Events are such as to often shake that conviction. At Christmas Mass, the magnificent prologue of St. John’s gospel is read: “The light shines in the darkness, and the darkness has not overcome it.”
It is not for lack of trying that the darkness does not prevail. The Polish pope lived much of his life under regimes that daily marshalled the formidable forces of darkness. But a shadowy regime is not necessary. In Sydney, as the menorah was being lit, on a bright summer evening, the darkness was brought by a father and his son.
To the young people in Toronto the Holy Father quoted Isaiah: “loose the bonds of injustice … share your bread with the hungry … remove the pointing of the finger, the speaking of evil…. Then your light shall rise in the darkness” (cf. Isaiah 58:6-10).
Even as a tiny flame lifts the heavy lid of night, so too the witness of a single soul shines in the darkness. As with a person, so too with a people.
For Jews, Isaiah foretells their mysterious vocation, a tiny people entrusted with a mission for the entire world: “It is too small a thing that you should be my servant, to raise up the tribes of Jacob and to restore the preserved of Israel; I will give you as a light to the nations, that my salvation may reach to the end of the earth” (Isaiah 49:6).

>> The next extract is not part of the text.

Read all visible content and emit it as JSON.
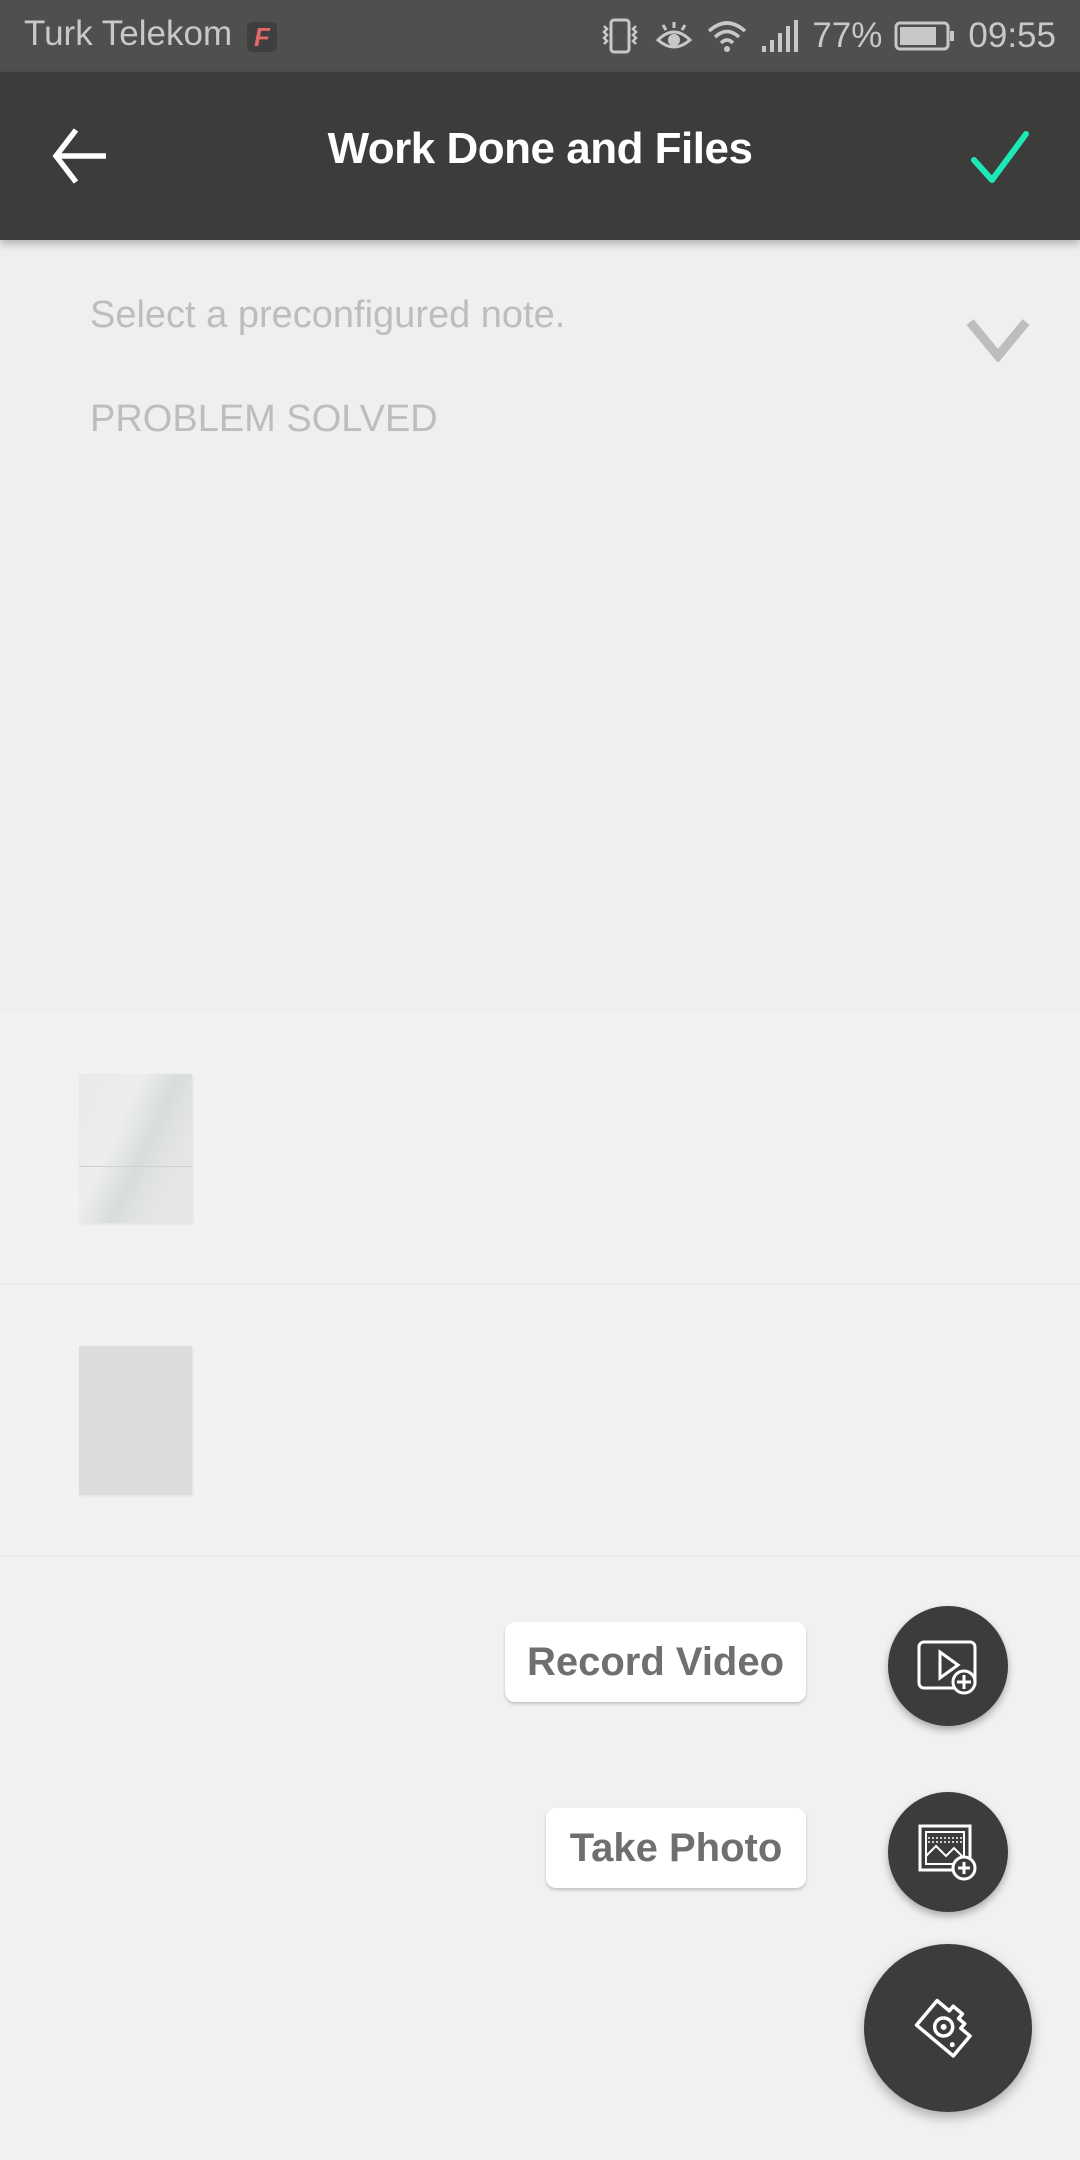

That witness is costly. Candles are used in worship to teach us that light requires sacrifice. The flame lasts only as long as the wax, the oil, gives of itself. The miracle of Hanukkah was that a single jar of oil was sufficient to keep the menorah lit for eight days. Our eyes are drawn to the flickering flames, but the miracle is also one of continuous sacrifice, beyond the usual limits. Hanukkah is described as a festival of lights, but it is also one of costly sacrifice, of the oil that gives more than can be reasonably expected.